Prolog

1.1K 21 5
                                    

    Amelia wychodziła na deszczowe ulice Seulu z wielkiego szarego wieżowca z dużym oknami.Szklane drzwi budynku zamknęły się za siedemnastolatką i wypuściły ją na ponurą ulice.Rozłożyła swoją czarna dużą parasolke i poszła na przystanek  autobusowy.Ulice wydawały się ponure mimo tego, że przemieszczało się nimi wiele ludzi, którzy byli tak zabiegani, że nie zauważyliby nawet jakby ktoś rzucił tu granatem.
Dziewczyna minęła kilka metrów i znalazła się na malutkim oszklonym przystanku.Na jego ściankach wisiały różne plakaty w większości o kpopowych grupach i o ich koncertach.Amelia siedziała lekko skulona w rogu przystanku patrząc na te wszystkie plakaty z zawiedzeniem, że nie ma czasu pójść na żadna z tych okazji dopóki nie znajdzie stablinej dodatkowej pracy.Była dopiero w liceum ale chciała się już ustatkować mimo, że jej rodzice nalegali aby z tym poczekała. Chciała być samodzielna, ale coś jej to narazie nie wychodzi.Po chwili na przystanek przyjechał jej czarnob-biały obklejony plakatami, które zmieniają się co tydzień autobus.Zapłaciła za bilet i usiadła w jednym z pierwszysch rzędów przy oknie opierając głowe na szybie po ciężkim dniu.
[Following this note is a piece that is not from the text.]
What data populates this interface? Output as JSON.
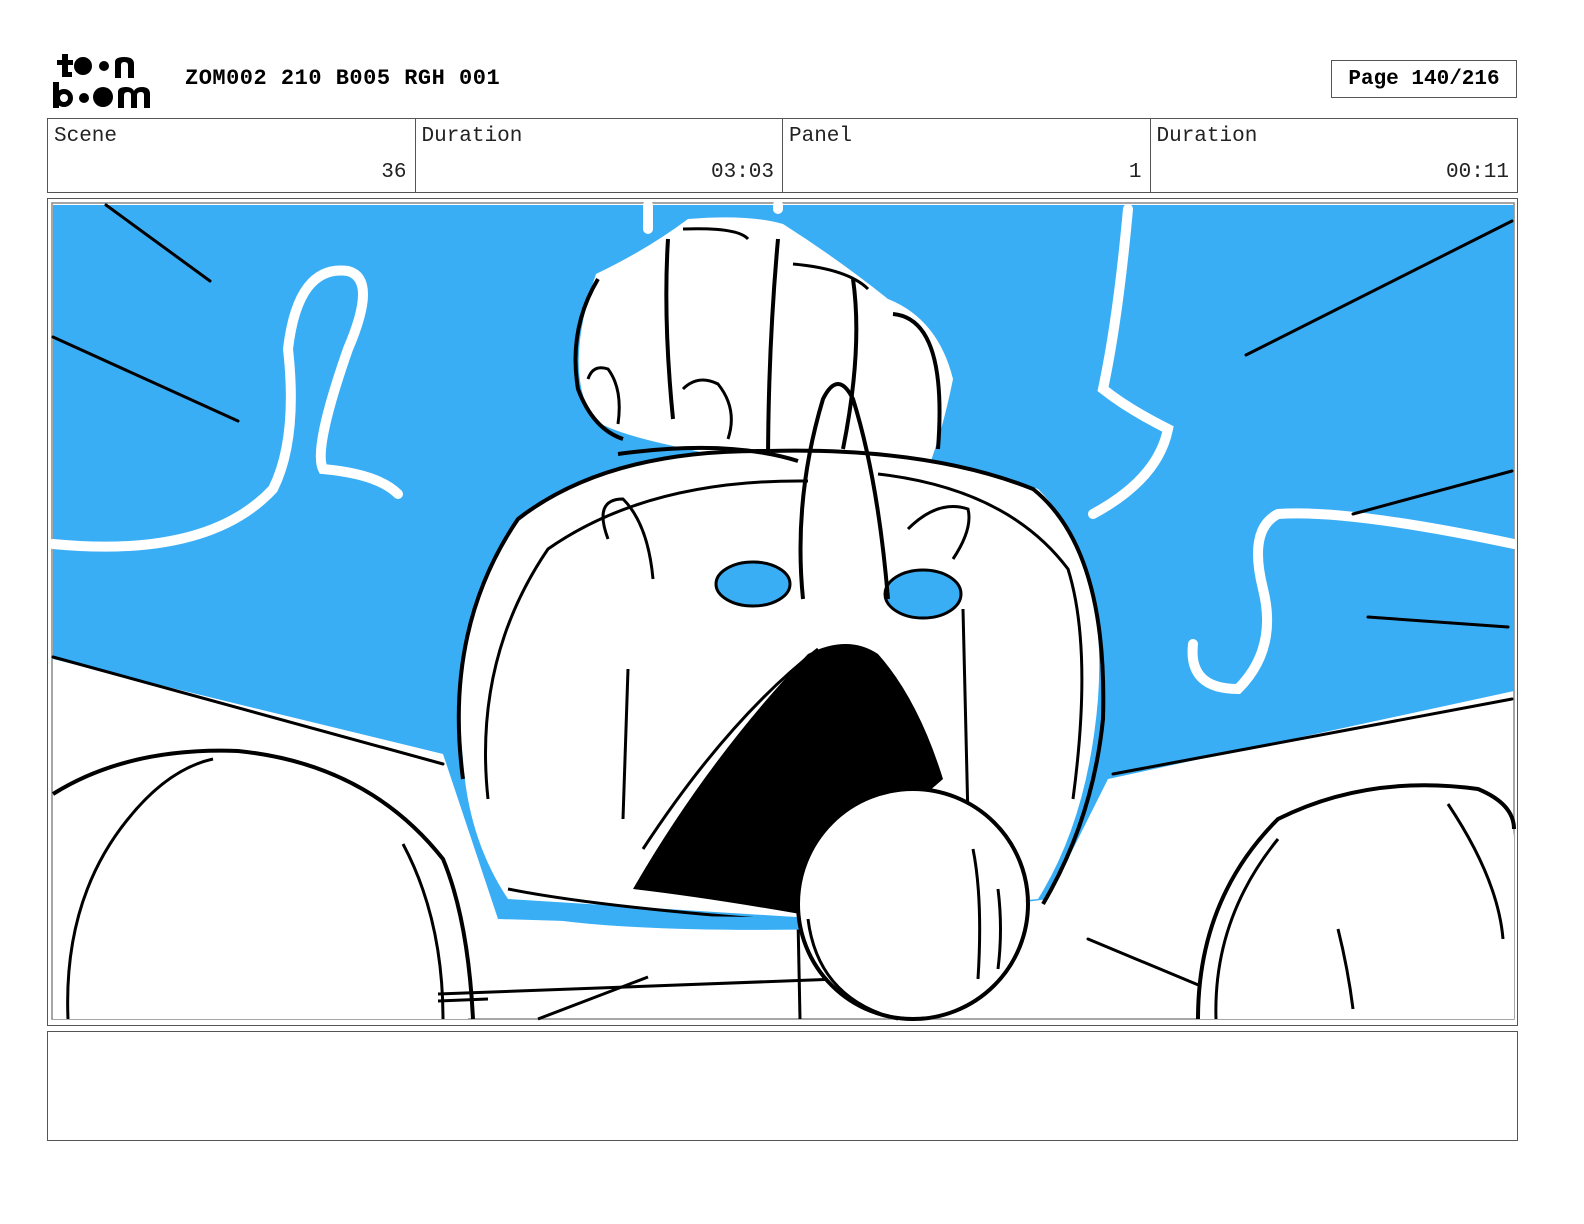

Amelia dotarła na ulicę blisko swojego mieszkania i wysiadła z autobusu.Jej oczą ukazał się wielki wieżowiec jakiejś korporacji, był wielki, wręcz ogromny.Był wysoki na kilka metrów i dosyć szeroki.Zrobiła ona duże oczy i wpatrywała się w budnek dopóki ktoś jej nie tknął w ramię.

-Panienko proszę iść już do domu bo późno.-mruknął nawet mile wyglądający ochroniarz budynku.Amelia w jedym momencie zarumieniła się przez swoją głupotę znalazła się w głupiej sytuacji.

-A-a tak dziękuję.- kiwnęła do niego głową i poszła do swojego bloku.Weszła na klatkę schodową wpisując kod do domofonu wyjęła całkiem nową biało niebieską kartę i otworzyła nią białe drewniane drzwi od mieszkania.Przywitało ją szczekanie małego kudłatego maltańczyka.Schyliła się do niego, a on jak wytresowany wskoczył jej na ręce.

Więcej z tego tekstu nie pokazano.